根据需要将"wakanda exist world?"转换为“ \ bwakanda \ b | \ bexist \ b | \ bworld \ b”,然后在第二个字符串上运行,得到一个匹配项,例如wakanda,然后从列表中删除wakanda,然后再次运行。如果您获得第二场比赛,那就很好。

由于您尚未将Python指定为语言标签,而且我也不知道python,因此我将提供JavaScript来实现此目的,并且您可以根据需要进行调整

var simplifiedSentence1 = "wakanda exist world?";
var simplifiedSentence2 = "Does Wakanda exist?"
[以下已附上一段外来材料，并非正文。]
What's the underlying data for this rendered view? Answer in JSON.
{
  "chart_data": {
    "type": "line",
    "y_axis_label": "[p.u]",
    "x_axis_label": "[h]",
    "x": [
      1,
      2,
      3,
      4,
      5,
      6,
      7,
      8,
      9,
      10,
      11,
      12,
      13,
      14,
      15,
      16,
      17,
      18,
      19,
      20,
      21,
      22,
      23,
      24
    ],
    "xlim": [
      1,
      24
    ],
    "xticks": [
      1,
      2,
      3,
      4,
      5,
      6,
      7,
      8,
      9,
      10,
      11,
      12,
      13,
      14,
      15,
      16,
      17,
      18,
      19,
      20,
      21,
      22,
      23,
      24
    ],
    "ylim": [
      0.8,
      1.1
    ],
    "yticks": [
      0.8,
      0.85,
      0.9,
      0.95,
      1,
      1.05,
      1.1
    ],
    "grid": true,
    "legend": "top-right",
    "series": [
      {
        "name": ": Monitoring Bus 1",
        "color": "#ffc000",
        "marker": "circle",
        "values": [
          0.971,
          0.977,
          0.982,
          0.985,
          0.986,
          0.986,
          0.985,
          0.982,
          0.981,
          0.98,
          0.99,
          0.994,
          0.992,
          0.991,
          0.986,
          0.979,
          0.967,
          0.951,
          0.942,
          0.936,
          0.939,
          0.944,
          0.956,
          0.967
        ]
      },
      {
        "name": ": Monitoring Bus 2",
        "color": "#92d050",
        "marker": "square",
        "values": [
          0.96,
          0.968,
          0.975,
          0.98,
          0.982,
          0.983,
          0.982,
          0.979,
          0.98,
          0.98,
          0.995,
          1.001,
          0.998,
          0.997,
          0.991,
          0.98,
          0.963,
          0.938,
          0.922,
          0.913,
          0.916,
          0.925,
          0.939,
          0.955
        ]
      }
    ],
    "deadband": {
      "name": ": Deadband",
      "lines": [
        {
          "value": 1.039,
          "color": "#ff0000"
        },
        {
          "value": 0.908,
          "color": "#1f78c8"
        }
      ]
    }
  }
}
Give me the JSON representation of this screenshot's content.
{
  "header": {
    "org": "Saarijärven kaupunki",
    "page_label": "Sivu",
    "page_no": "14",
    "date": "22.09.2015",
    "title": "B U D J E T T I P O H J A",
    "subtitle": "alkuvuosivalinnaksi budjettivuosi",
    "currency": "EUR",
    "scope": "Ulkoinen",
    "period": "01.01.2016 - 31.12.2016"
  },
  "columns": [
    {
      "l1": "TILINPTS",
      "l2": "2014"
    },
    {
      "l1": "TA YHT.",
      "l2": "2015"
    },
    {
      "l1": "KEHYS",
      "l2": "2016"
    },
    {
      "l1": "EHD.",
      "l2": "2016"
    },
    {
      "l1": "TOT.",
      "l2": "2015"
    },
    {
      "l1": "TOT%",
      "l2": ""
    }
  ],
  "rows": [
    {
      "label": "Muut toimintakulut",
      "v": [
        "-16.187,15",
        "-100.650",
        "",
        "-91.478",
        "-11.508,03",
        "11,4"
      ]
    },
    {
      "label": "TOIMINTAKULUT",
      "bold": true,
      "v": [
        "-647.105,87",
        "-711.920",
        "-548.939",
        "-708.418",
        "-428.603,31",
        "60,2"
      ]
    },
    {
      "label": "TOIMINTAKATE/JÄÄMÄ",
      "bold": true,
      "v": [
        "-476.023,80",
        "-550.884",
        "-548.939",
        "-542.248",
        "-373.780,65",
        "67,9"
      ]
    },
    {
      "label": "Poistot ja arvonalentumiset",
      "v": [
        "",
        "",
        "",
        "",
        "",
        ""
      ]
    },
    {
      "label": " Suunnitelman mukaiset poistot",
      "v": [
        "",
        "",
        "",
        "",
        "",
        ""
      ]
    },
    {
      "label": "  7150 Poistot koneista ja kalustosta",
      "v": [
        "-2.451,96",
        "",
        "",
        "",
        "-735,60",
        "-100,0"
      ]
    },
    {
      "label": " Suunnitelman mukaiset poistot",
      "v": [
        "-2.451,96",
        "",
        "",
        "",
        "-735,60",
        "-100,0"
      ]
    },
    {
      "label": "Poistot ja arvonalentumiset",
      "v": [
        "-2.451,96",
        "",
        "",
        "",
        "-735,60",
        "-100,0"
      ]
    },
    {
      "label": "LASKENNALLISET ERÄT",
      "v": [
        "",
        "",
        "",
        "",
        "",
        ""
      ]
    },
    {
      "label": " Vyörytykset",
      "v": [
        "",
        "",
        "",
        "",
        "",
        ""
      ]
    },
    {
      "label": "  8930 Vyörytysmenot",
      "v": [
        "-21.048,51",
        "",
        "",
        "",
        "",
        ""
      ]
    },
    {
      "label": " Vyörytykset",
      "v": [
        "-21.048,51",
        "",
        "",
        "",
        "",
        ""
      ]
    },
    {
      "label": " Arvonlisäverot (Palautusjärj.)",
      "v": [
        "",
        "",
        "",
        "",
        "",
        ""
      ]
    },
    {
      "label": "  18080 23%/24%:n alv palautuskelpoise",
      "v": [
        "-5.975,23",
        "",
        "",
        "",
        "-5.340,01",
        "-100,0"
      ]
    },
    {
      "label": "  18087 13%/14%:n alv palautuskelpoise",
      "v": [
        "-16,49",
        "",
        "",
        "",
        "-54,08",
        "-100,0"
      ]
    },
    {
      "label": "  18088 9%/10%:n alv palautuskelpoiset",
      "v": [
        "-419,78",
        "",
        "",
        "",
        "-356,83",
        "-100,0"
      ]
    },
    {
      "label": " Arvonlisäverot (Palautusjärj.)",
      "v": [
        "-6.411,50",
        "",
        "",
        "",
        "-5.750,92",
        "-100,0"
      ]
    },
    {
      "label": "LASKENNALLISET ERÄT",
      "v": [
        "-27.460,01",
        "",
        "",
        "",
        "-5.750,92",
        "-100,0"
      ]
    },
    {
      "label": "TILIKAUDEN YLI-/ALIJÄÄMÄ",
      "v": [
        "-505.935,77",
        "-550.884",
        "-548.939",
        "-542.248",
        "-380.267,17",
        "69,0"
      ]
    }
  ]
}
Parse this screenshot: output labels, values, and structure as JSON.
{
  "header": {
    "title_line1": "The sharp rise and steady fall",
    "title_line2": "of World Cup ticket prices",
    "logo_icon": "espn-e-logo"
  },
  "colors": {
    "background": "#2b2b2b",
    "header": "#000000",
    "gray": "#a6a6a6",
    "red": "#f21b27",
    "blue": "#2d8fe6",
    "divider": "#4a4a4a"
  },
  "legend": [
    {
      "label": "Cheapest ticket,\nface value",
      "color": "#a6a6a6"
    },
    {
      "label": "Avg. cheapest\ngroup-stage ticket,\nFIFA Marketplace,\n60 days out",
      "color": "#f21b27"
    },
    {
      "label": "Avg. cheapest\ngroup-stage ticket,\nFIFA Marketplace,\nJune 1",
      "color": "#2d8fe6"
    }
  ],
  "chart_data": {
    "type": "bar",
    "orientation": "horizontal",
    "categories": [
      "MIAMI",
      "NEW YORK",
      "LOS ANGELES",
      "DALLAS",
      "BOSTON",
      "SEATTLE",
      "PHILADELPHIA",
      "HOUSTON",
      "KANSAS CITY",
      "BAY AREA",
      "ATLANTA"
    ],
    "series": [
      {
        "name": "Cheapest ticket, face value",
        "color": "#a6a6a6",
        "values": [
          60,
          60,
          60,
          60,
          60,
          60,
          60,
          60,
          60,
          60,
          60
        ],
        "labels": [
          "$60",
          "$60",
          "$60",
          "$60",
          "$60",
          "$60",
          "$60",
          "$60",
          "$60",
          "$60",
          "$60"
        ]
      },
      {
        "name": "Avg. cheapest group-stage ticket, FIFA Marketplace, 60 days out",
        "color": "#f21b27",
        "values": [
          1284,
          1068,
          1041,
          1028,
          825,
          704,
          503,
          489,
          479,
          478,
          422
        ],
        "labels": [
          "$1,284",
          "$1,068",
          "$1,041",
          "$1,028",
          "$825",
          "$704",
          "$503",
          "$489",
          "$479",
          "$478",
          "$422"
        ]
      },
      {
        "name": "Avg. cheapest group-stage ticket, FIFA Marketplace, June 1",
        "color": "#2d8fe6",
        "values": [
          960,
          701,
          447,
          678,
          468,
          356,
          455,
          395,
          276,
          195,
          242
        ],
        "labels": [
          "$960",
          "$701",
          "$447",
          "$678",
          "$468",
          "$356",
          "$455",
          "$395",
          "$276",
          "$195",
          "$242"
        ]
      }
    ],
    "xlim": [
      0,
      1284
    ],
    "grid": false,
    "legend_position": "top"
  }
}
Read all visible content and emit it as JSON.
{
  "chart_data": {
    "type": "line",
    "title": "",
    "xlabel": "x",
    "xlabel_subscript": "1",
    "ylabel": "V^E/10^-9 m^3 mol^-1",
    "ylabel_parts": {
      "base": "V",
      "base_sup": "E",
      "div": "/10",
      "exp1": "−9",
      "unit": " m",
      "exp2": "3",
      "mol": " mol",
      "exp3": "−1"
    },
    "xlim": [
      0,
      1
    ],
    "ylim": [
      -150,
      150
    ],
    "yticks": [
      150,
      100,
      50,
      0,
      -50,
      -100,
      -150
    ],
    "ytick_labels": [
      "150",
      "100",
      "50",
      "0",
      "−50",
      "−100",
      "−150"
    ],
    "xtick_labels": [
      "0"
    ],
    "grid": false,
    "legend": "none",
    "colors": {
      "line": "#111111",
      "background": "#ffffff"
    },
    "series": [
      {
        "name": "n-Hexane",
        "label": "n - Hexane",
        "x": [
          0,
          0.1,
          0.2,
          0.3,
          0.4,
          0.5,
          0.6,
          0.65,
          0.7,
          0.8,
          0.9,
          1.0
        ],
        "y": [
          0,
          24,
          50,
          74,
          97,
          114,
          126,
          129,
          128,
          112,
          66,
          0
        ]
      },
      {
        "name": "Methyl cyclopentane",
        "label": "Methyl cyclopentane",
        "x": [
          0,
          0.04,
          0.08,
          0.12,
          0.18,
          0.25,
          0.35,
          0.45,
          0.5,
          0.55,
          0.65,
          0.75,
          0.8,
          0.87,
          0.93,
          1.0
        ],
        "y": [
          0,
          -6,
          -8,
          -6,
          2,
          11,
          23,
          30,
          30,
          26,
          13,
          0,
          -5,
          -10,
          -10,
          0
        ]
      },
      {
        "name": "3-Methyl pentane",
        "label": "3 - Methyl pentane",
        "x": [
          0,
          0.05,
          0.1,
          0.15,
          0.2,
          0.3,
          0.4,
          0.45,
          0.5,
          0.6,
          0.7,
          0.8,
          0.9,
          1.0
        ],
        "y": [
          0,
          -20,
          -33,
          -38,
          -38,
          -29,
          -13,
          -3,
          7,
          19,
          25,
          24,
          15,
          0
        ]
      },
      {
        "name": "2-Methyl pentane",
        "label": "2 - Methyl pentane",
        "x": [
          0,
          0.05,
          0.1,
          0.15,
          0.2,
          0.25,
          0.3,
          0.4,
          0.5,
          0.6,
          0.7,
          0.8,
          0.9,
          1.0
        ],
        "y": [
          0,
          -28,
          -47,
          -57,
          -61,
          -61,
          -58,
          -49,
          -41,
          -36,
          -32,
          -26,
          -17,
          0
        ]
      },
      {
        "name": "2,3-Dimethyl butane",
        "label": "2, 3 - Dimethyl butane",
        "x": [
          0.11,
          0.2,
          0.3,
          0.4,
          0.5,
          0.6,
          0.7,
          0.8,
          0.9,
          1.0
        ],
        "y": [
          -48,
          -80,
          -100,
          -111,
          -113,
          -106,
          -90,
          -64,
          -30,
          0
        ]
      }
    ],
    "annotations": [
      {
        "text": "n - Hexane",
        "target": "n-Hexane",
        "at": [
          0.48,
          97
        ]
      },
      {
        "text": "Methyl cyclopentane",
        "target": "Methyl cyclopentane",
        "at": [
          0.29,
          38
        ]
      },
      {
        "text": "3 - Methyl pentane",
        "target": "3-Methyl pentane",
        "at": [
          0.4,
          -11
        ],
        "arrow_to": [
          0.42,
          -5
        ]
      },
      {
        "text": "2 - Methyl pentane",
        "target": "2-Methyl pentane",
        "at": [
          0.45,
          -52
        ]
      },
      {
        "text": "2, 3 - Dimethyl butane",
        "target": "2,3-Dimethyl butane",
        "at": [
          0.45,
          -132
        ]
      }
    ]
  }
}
matchExp = new RegExp(".*?("
    + simplifiedSentence1
        .replace(/\W+/g,"|")
        .replace(/^\||\|$/,"")
        .replace(/(\w+)/g,"\\b$1\\b")
    + ")","i");
match = matchExp.exec(simplifiedSentence2)[1];
matchExp2 = new RegExp("\\b" + match + "\\b\\W*", "i");
TwoWordsMatched = matchExp.test(simplifiedSentence2.replace(matchExp2, ""));

TwoWordsMatched如果两个语句之间的两个单词匹配,则为true;如果一个或更少的单词匹配,则为false